Namdo Righteous Army Museum
The Namdo Righteous Army Museum aims to capture the spirit of the non-hierarchical and informal structure of the righteous army.
Years of incremental growth have lent the place inherent qualities of being incomplete, asymmetrical, and fragmented. The proposal’s primary strategy is to unify these disparate parts into a museum complex by elevating the movement route and landscape as integral experience generators. The intervention facilitates the integration of the portions while retaining their distinct characteristics.
An open-air museum breathes new life into the former cultural park and open-air theatre that reflects the organisational structure of the righteous army. This museum celebrates the present while reclaiming the past and the memory of the existing buildings by designing it as a navigation experience through the landscape. Restoring and repurposing the existing buildings allows the museum to remain local while resisting globalisation.
The site’s gateways provide multiple thresholds and form four quadrants that can accommodate a variety of programmes. The current hierarchy, through the museum is thus redistributed across the landscape. The scattered character of the building facilitates the traditional garden design method of “changing scenarios with changing methods” by curating a movement path through the landscape.
It integrates transformed traditional buildings with the landscape resources of the site.

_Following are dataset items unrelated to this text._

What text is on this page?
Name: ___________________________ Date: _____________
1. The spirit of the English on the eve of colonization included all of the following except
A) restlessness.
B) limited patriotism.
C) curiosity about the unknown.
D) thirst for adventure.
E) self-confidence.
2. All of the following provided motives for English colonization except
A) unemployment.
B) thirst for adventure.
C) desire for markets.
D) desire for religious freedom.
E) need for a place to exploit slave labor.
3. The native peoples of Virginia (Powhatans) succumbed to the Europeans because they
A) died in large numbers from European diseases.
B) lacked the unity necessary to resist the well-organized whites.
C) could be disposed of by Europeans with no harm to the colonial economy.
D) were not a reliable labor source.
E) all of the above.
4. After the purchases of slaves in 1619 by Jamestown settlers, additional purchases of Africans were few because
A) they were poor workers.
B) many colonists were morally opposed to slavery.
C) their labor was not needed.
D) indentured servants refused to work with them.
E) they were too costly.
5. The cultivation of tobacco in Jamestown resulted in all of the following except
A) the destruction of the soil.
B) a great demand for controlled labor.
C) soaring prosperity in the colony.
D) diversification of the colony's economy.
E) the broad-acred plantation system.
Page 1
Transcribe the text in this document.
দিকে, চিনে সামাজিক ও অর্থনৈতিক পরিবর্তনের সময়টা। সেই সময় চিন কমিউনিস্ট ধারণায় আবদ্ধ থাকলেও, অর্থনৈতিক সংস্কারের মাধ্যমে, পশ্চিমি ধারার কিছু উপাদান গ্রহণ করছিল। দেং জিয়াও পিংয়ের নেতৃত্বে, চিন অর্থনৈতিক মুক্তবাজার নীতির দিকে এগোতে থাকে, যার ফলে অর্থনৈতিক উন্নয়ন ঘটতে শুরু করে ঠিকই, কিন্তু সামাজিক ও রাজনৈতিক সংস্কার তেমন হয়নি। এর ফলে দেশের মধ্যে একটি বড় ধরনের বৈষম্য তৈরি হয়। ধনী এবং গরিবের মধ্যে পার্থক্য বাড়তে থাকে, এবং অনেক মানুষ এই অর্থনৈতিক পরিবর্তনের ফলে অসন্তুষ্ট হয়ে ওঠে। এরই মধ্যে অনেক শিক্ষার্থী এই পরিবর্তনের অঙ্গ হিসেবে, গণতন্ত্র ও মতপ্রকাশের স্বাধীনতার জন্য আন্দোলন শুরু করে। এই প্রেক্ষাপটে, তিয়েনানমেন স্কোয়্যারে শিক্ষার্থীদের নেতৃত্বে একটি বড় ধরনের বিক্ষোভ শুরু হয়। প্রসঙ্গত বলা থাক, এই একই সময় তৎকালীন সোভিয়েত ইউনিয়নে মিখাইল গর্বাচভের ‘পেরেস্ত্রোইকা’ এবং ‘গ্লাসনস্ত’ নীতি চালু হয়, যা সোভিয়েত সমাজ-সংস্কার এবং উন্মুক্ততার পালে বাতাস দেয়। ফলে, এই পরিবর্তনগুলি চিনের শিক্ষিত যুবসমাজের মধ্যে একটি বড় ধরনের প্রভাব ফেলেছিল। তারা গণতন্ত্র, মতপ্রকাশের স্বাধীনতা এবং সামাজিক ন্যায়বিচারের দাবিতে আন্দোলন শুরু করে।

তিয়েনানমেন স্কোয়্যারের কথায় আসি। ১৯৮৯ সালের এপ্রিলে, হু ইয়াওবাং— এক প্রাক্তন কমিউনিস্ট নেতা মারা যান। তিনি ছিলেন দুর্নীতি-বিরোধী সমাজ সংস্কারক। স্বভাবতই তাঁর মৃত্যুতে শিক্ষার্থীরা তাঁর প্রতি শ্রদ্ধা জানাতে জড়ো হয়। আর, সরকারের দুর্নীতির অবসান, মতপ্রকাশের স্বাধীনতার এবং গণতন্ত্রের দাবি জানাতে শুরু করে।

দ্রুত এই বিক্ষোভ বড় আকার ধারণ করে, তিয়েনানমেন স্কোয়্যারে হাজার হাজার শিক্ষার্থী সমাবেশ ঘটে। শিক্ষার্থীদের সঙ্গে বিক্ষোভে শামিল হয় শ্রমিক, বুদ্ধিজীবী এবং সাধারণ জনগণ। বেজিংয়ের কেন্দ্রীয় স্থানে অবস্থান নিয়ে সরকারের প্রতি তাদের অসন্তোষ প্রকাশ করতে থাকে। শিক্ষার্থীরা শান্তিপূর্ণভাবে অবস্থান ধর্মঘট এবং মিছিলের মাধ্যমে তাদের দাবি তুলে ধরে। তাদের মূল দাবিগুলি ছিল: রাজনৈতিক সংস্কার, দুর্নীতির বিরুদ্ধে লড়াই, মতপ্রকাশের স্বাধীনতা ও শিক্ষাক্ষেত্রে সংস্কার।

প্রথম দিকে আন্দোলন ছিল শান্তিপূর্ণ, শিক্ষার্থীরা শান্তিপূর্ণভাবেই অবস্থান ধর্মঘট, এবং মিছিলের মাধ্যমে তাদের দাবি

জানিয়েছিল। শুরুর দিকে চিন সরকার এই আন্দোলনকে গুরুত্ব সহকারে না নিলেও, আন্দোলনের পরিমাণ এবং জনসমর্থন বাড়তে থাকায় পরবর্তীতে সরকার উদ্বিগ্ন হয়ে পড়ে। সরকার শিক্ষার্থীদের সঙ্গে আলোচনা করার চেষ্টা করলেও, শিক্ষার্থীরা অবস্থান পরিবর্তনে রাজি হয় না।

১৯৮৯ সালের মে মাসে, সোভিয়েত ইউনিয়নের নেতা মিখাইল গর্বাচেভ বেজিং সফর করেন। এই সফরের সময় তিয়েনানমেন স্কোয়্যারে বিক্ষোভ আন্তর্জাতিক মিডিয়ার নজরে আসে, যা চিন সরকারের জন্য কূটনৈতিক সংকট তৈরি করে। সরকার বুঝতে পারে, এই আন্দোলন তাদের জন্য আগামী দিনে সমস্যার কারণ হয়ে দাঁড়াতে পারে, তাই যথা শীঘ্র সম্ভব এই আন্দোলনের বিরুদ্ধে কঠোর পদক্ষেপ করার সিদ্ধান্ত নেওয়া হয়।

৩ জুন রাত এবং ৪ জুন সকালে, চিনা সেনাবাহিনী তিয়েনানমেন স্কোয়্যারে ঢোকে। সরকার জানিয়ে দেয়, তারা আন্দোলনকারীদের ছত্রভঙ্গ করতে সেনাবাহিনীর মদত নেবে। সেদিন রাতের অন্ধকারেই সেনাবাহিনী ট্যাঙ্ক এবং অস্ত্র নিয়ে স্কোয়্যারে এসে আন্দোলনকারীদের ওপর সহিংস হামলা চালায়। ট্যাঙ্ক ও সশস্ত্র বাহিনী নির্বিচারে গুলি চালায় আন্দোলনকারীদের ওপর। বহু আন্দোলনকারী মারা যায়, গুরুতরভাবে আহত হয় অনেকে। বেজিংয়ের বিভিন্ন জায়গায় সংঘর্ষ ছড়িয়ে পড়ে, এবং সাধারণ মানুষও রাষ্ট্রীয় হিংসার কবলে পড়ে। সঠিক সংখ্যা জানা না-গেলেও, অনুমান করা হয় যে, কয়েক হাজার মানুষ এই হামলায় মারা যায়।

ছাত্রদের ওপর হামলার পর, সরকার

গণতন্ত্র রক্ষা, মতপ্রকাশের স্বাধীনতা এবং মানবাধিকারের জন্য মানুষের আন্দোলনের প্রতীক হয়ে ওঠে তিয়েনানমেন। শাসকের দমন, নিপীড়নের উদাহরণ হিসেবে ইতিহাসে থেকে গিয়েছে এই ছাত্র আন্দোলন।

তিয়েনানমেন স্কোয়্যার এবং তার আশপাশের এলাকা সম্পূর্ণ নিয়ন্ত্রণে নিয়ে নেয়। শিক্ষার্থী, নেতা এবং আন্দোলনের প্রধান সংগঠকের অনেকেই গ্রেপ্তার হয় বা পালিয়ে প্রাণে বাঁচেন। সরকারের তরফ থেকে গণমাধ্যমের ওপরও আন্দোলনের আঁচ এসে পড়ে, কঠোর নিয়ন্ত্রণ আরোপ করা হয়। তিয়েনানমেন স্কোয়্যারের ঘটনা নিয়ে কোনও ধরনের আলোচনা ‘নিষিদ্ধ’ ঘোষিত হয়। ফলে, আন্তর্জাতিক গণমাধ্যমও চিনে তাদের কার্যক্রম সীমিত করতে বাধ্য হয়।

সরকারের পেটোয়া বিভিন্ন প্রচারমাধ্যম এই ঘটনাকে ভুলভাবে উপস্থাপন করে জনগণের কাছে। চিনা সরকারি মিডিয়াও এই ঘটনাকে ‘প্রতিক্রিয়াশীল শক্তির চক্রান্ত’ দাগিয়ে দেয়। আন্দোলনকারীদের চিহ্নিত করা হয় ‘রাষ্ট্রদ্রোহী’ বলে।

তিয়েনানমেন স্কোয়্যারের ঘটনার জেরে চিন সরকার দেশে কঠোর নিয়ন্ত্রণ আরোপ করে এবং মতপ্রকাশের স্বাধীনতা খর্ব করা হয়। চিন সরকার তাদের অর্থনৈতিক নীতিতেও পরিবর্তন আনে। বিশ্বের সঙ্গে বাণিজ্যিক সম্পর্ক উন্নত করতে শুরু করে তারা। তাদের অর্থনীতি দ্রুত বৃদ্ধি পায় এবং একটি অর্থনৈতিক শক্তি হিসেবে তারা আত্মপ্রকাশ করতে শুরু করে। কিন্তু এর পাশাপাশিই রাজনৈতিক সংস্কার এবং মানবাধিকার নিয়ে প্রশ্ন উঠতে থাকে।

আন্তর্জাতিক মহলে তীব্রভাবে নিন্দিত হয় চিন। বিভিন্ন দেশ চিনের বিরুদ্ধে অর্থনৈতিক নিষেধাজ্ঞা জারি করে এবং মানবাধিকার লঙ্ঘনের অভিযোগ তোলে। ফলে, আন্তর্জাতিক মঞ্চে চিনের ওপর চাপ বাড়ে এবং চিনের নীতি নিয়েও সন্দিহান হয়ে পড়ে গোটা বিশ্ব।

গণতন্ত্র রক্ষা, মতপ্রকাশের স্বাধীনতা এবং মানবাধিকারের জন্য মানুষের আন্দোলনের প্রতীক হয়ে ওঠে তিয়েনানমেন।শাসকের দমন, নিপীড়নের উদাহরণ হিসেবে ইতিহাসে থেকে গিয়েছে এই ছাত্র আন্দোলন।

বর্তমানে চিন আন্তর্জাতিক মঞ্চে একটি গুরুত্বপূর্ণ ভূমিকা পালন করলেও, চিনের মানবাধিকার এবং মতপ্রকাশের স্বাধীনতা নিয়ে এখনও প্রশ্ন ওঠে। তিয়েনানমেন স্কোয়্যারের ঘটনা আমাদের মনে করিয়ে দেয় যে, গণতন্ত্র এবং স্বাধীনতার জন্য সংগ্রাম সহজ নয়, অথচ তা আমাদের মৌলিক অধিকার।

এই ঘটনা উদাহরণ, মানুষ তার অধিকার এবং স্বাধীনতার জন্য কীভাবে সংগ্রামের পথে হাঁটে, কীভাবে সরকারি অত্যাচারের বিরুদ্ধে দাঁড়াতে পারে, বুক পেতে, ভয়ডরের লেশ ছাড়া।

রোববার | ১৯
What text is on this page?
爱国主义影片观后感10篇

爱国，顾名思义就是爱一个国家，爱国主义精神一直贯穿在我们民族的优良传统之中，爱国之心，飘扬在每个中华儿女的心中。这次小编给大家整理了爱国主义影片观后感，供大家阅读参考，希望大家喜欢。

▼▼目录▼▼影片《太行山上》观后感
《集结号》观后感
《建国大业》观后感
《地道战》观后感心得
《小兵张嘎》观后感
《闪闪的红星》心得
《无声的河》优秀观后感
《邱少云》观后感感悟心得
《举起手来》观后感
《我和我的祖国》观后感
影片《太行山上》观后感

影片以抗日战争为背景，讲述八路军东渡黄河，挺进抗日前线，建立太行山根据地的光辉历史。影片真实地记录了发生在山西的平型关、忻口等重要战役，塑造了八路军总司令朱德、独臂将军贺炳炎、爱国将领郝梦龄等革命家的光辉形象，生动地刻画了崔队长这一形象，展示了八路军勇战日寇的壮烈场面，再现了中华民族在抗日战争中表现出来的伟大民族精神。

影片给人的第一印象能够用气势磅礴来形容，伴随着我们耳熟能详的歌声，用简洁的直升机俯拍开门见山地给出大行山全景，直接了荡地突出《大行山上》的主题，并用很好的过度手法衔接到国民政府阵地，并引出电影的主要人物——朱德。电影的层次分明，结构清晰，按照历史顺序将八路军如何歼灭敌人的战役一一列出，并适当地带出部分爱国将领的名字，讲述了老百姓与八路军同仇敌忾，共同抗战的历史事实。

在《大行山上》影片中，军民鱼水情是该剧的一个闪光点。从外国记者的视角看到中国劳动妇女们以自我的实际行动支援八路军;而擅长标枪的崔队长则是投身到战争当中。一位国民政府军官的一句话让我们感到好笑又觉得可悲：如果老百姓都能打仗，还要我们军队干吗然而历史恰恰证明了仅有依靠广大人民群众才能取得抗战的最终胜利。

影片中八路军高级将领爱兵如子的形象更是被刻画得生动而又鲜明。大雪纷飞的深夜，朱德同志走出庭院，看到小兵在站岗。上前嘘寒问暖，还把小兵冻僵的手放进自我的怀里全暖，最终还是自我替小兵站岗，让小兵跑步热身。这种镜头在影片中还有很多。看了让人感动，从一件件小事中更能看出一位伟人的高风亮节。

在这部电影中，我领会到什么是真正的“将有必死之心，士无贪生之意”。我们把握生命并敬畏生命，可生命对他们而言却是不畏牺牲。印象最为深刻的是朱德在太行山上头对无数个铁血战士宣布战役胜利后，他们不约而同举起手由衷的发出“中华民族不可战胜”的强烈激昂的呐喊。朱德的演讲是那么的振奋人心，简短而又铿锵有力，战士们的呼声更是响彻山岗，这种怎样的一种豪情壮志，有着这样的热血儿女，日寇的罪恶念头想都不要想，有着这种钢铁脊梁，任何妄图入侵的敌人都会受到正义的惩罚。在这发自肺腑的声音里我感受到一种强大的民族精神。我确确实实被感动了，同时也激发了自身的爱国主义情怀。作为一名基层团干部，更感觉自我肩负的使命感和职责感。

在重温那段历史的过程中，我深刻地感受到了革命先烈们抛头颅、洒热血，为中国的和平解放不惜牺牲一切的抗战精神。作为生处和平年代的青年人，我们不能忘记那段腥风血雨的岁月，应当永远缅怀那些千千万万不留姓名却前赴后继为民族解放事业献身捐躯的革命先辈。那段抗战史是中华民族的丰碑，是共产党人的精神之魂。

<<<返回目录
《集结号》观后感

The museum complex, which faces east and overlooks the river, is connected to the Daya plain. It connects two bodies of water along the way: the river on the east and the reservoir on the west.
The journey through the thresholds (gateways) slowly builds up and the release is manifested as a viewing platform which opens onto the forest. A westward ascending route connects the platform to the museum stay, providing a panoramic view of the entire museum complex and the landscape.